DPU vai à Justiça e exige que União, Estado e Prefeitura garantam moradia e assistência a indígenas Yanomami em situação de rua em Boa Vista.
- Hermes Vissotto

- 19 de mai.
- 3 min de leitura

Ação civil pública aponta violação extrema de direitos básicos e expõe o drama de grupo do subgrupo Sanumá, abrigado sob lonas no bairro Jardim Tropical; permanência na área urbana é motivada por tratamento médico complexo de criança de 7 anos.
BOA VISTA – A Defensoria Pública da União (DPU) em Roraima ingressou com uma Ação Civil Pública (ACP) na Justiça Federal contra a União, o Governo do Estado, a Prefeitura de Boa Vista e a Fundação Nacional dos Povos Indígenas (Funai). O órgão exige uma intervenção judicial imediata para garantir direitos fundamentais a um grupo de 16 indígenas do povo Sanumá, um subgrupo da etnia Yanomami, que se encontra em situação de extrema vulnerabilidade social e habitacional na capital.
Ajuizada na 1ª Vara Federal Cível da Seção Judiciária de Roraima, a ação solicita uma tutela provisória de urgência. O objetivo é forçar os entes públicos a fornecerem, de forma conjunta, moradia temporária ou aluguel social, além de alimentação, água potável, energia elétrica e itens de higiene básica ao grupo.
Sob lonas e sem saneamento na Zona Oeste
Atualmente, o grupo, composto por nove adultos, três adolescentes e quatro crianças (sendo oito deles estudantes), vive em condições desumanas no bairro Jardim Tropical, zona Oeste de Boa Vista. De acordo com uma vistoria técnica realizada em janeiro deste ano, as famílias estão abrigadas sob estruturas improvisadas de lona plástica, completamente desprovidas de saneamento básico, água tratada ou eletricidade.

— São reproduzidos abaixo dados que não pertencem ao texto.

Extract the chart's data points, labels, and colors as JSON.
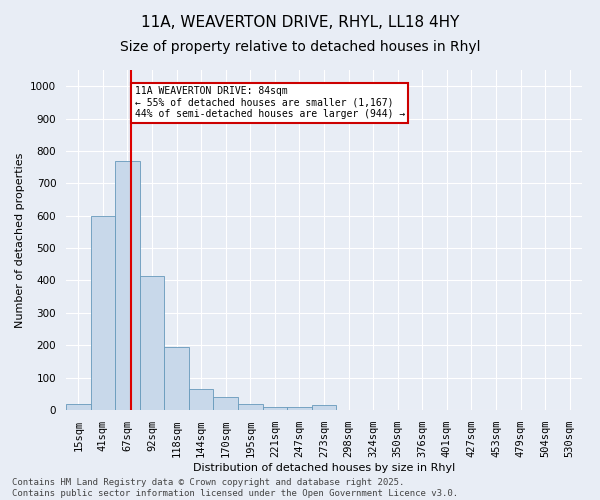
{
  "title_line1": "11A, WEAVERTON DRIVE, RHYL, LL18 4HY",
  "title_line2": "Size of property relative to detached houses in Rhyl",
  "xlabel": "Distribution of detached houses by size in Rhyl",
  "ylabel": "Number of detached properties",
  "bin_labels": [
    "15sqm",
    "41sqm",
    "67sqm",
    "92sqm",
    "118sqm",
    "144sqm",
    "170sqm",
    "195sqm",
    "221sqm",
    "247sqm",
    "273sqm",
    "298sqm",
    "324sqm",
    "350sqm",
    "376sqm",
    "401sqm",
    "427sqm",
    "453sqm",
    "479sqm",
    "504sqm",
    "530sqm"
  ],
  "bar_values": [
    20,
    600,
    770,
    415,
    195,
    65,
    40,
    20,
    10,
    10,
    15,
    0,
    0,
    0,
    0,
    0,
    0,
    0,
    0,
    0,
    0
  ],
  "bar_color": "#c8d8ea",
  "bar_edge_color": "#6699bb",
  "property_line_x": 2.65,
  "annotation_text": "11A WEAVERTON DRIVE: 84sqm\n← 55% of detached houses are smaller (1,167)\n44% of semi-detached houses are larger (944) →",
  "annotation_box_color": "#ffffff",
  "annotation_box_edge": "#cc0000",
  "red_line_color": "#dd0000",
  "ylim": [
    0,
    1050
  ],
  "yticks": [
    0,
    100,
    200,
    300,
    400,
    500,
    600,
    700,
    800,
    900,
    1000
  ],
  "footer_text": "Contains HM Land Registry data © Crown copyright and database right 2025.\nContains public sector information licensed under the Open Government Licence v3.0.",
  "figure_bg_color": "#e8edf5",
  "plot_bg_color": "#e8edf5",
  "grid_color": "#ffffff",
  "title_fontsize": 11,
  "label_fontsize": 8,
  "tick_fontsize": 7.5,
  "footer_fontsize": 6.5
}
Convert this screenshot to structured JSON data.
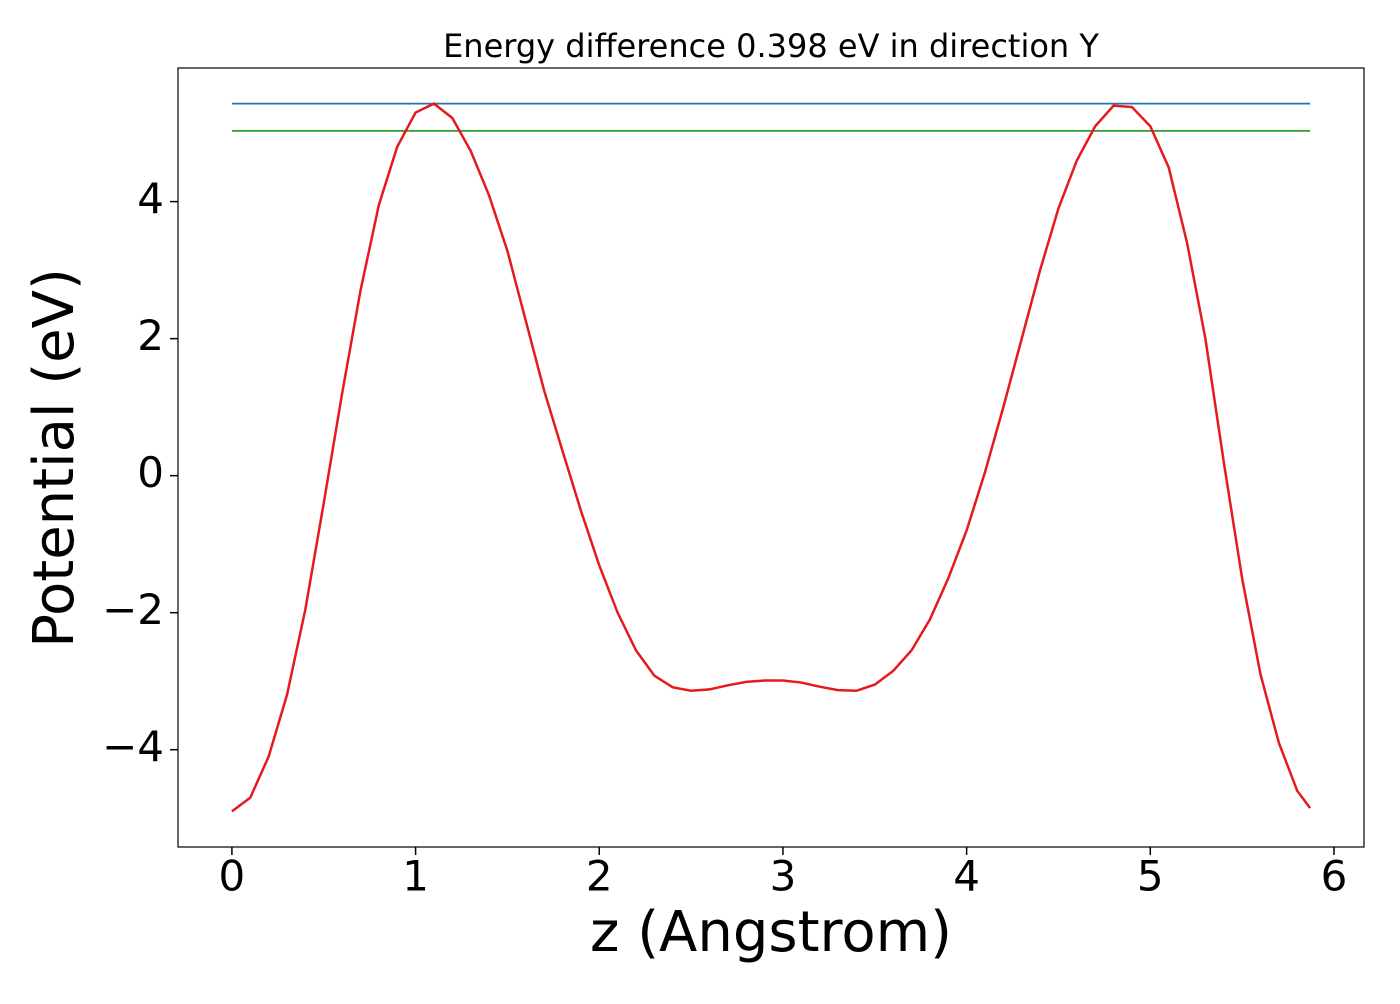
{
  "chart_data": {
    "type": "line",
    "title": "Energy difference 0.398 eV in direction Y",
    "x_label": "z (Angstrom)",
    "y_label": "Potential (eV)",
    "xlim": [
      -0.2935,
      6.1635
    ],
    "ylim": [
      -5.42,
      5.95
    ],
    "xticks": [
      0,
      1,
      2,
      3,
      4,
      5,
      6
    ],
    "yticks": [
      {
        "value": -4,
        "label": "−4"
      },
      {
        "value": -2,
        "label": "−2"
      },
      0,
      2,
      4
    ],
    "x": [
      0,
      0.1,
      0.2,
      0.3,
      0.4,
      0.5,
      0.6,
      0.7,
      0.8,
      0.9,
      1.0,
      1.1,
      1.2,
      1.3,
      1.4,
      1.5,
      1.6,
      1.7,
      1.8,
      1.9,
      2.0,
      2.1,
      2.2,
      2.3,
      2.4,
      2.5,
      2.6,
      2.7,
      2.8,
      2.9,
      3.0,
      3.1,
      3.2,
      3.3,
      3.4,
      3.5,
      3.6,
      3.7,
      3.8,
      3.9,
      4.0,
      4.1,
      4.2,
      4.3,
      4.4,
      4.5,
      4.6,
      4.7,
      4.8,
      4.9,
      5.0,
      5.1,
      5.2,
      5.3,
      5.4,
      5.5,
      5.6,
      5.7,
      5.8,
      5.87
    ],
    "series": [
      {
        "color": "#1f77b4",
        "x": [
          0,
          5.87
        ],
        "values": [
          5.43,
          5.43
        ]
      },
      {
        "color": "#2ca02c",
        "x": [
          0,
          5.87
        ],
        "values": [
          5.032,
          5.032
        ]
      },
      {
        "color": "#e41a1c",
        "values": [
          -4.9,
          -4.7,
          -4.1,
          -3.2,
          -1.95,
          -0.4,
          1.2,
          2.7,
          3.95,
          4.8,
          5.3,
          5.43,
          5.22,
          4.74,
          4.09,
          3.28,
          2.26,
          1.24,
          0.36,
          -0.51,
          -1.31,
          -2.0,
          -2.55,
          -2.92,
          -3.09,
          -3.14,
          -3.12,
          -3.06,
          -3.01,
          -2.99,
          -2.99,
          -3.02,
          -3.08,
          -3.13,
          -3.14,
          -3.05,
          -2.85,
          -2.55,
          -2.1,
          -1.5,
          -0.8,
          0.05,
          1.0,
          2.0,
          3.0,
          3.9,
          4.6,
          5.1,
          5.4,
          5.38,
          5.1,
          4.5,
          3.4,
          2.0,
          0.2,
          -1.5,
          -2.9,
          -3.9,
          -4.6,
          -4.85
        ]
      }
    ]
  }
}
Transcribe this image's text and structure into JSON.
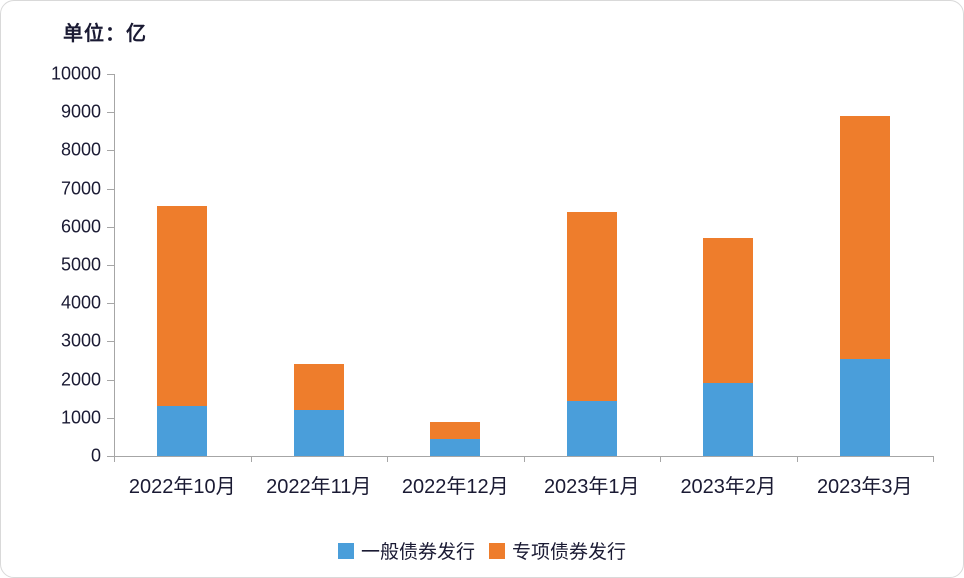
{
  "unit_label": "单位：亿",
  "chart_data": {
    "type": "bar",
    "stacked": true,
    "title": "",
    "unit": "亿",
    "categories": [
      "2022年10月",
      "2022年11月",
      "2022年12月",
      "2023年1月",
      "2023年2月",
      "2023年3月"
    ],
    "series": [
      {
        "name": "一般债券发行",
        "color": "#4a9eda",
        "values": [
          1300,
          1200,
          450,
          1450,
          1900,
          2550
        ]
      },
      {
        "name": "专项债券发行",
        "color": "#ee7d2c",
        "values": [
          5250,
          1200,
          450,
          4950,
          3800,
          6350
        ]
      }
    ],
    "totals": [
      6550,
      2400,
      900,
      6400,
      5700,
      8900
    ],
    "ylim": [
      0,
      10000
    ],
    "ytick_step": 1000,
    "ytick_labels": [
      "0",
      "1000",
      "2000",
      "3000",
      "4000",
      "5000",
      "6000",
      "7000",
      "8000",
      "9000",
      "10000"
    ],
    "grid": false,
    "legend_position": "bottom"
  }
}
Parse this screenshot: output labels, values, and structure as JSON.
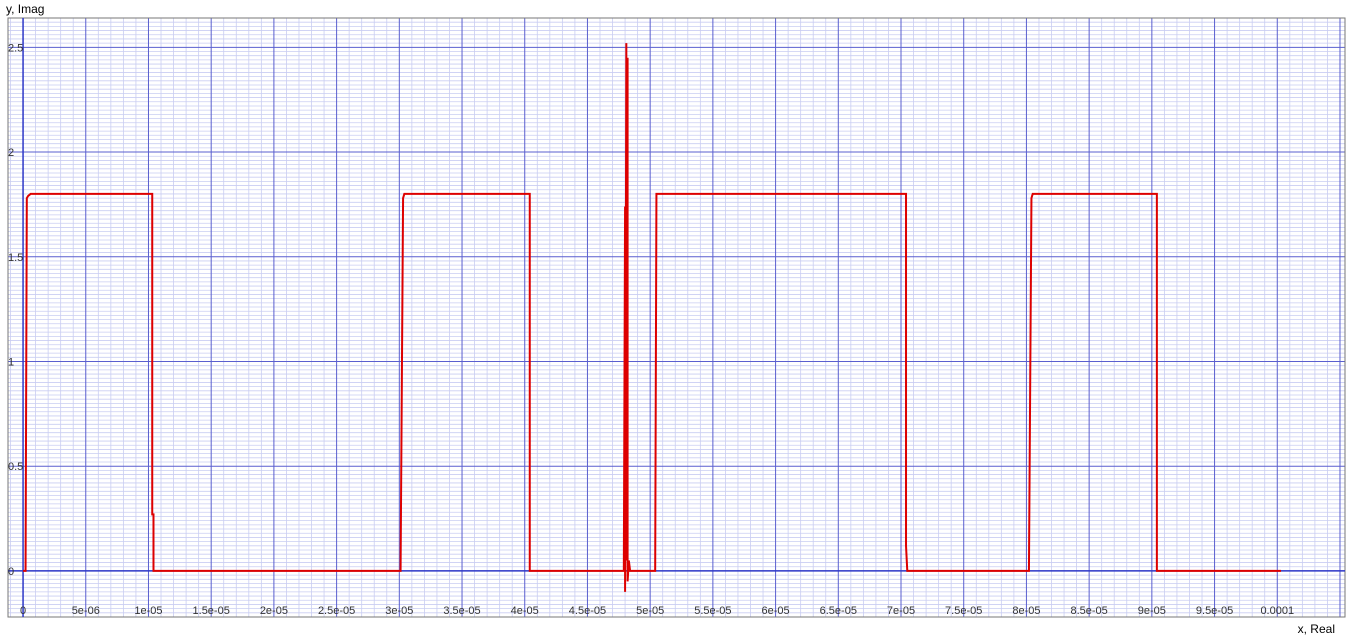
{
  "chart_data": {
    "type": "line",
    "title": "",
    "xlabel": "x, Real",
    "ylabel": "y, Imag",
    "xlim": [
      -1.2e-06,
      0.0001054
    ],
    "ylim": [
      -0.22,
      2.64
    ],
    "x_ticks": [
      0,
      5e-06,
      1e-05,
      1.5e-05,
      2e-05,
      2.5e-05,
      3e-05,
      3.5e-05,
      4e-05,
      4.5e-05,
      5e-05,
      5.5e-05,
      6e-05,
      6.5e-05,
      7e-05,
      7.5e-05,
      8e-05,
      8.5e-05,
      9e-05,
      9.5e-05,
      0.0001
    ],
    "x_tick_labels": [
      "0",
      "5e-06",
      "1e-05",
      "1.5e-05",
      "2e-05",
      "2.5e-05",
      "3e-05",
      "3.5e-05",
      "4e-05",
      "4.5e-05",
      "5e-05",
      "5.5e-05",
      "6e-05",
      "6.5e-05",
      "7e-05",
      "7.5e-05",
      "8e-05",
      "8.5e-05",
      "9e-05",
      "9.5e-05",
      "0.0001"
    ],
    "y_ticks": [
      0,
      0.5,
      1,
      1.5,
      2,
      2.5
    ],
    "y_tick_labels": [
      "0",
      "0.5",
      "1",
      "1.5",
      "2",
      "2.5"
    ],
    "grid": true,
    "colors": {
      "line": "#dd0000",
      "major_grid": "#5a5fcf",
      "minor_grid": "#c9cdf2",
      "axis": "#2f39c8",
      "frame": "#777777"
    },
    "series": [
      {
        "x": [
          0,
          2e-07,
          3e-07,
          4e-07,
          6e-07,
          1.03e-05,
          1.03e-05,
          1.04e-05,
          1.04e-05,
          3.01e-05,
          3.03e-05,
          3.04e-05,
          4.04e-05,
          4.04e-05,
          4.79e-05,
          4.8e-05,
          4.8e-05,
          4.81e-05,
          4.81e-05,
          4.82e-05,
          4.82e-05,
          4.83e-05,
          4.84e-05,
          4.85e-05,
          5.04e-05,
          5.05e-05,
          7.04e-05,
          7.04e-05,
          7.05e-05,
          8.02e-05,
          8.04e-05,
          8.05e-05,
          9.04e-05,
          9.04e-05,
          0.0001003
        ],
        "y": [
          0,
          0,
          1.78,
          1.79,
          1.8,
          1.8,
          0.27,
          0.27,
          0,
          0,
          1.78,
          1.8,
          1.8,
          0,
          0,
          1.74,
          -0.1,
          2.52,
          0.05,
          2.45,
          -0.05,
          0.05,
          0,
          0,
          0,
          1.8,
          1.8,
          0.12,
          0,
          0,
          1.78,
          1.8,
          1.8,
          0,
          0
        ]
      }
    ]
  }
}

Segundo o histórico levantado pela DPU, os indígenas deixaram a Terra Indígena Yanomami entre os anos de 2022 e 2024. O êxodo foi motivado pela escalada de conflitos armados, violência territorial e pela grave escassez de alimentos que assolou as comunidades originárias no período.
Saúde infantil impede o retorno ao território
Ao contrário de fluxos migratórios temporários, a permanência deste grupo específico na área urbana de Boa Vista é uma questão de sobrevivência. Entre os integrantes está uma criança de 7 anos com um quadro de saúde altamente complexo: diagnóstico de microcefalia congênita, epilepsia e tetraplegia espástica.
O relatório da Defensoria aponta que o retorno ao território de origem é inviável no momento, uma vez que a menor necessita de tratamento médico contínuo e especializado nas áreas de neurologia e fisioterapia, serviços que não estão disponíveis nas regiões assistenciais da Terra Yanomami.
Outro lado: Entes públicos aguardam notificação
Procurados para se manifestarem sobre os termos da ação, a Prefeitura de Boa Vista e o Governo do Estado informaram que ainda não foram oficialmente notificados ou intimados pelo Poder Judiciário.
Em nota, a Prefeitura de Boa Vista ressaltou que atua permanentemente no atendimento de populações vulneráveis e imigrantes por meio de sua rede socioassistencial (CRAS, CREAS e equipes de abordagem social). A gestão municipal enfatizou que o cenário humanitário em Roraima possui "elevada complexidade federativa", defendendo que o enfrentamento do problema exige uma atuação fortemente integrada e a co-responsabilidade entre os governos federal, estadual e municipal.
Por sua vez, o Governo de Roraima, representado pela Secretaria do Trabalho e Bem-Estar Social (Setrabes), declarou que, por meio de sua Coordenação de Monitoramento, acompanha e presta auxílio assistencial a este grupo específico de indígenas Sanumá desde o ano de 2025. A pasta informou que apresentará as justificativas e relatórios técnicos nos autos do processo assim que a intimação for formalizada via Procuradoria-Geral do Estado (PGE).
Até o fechamento desta reportagem, a Funai e a União não haviam emitido pronunciamentos oficiais sobre a ação civil pública. O espaço segue aberto para manifestações.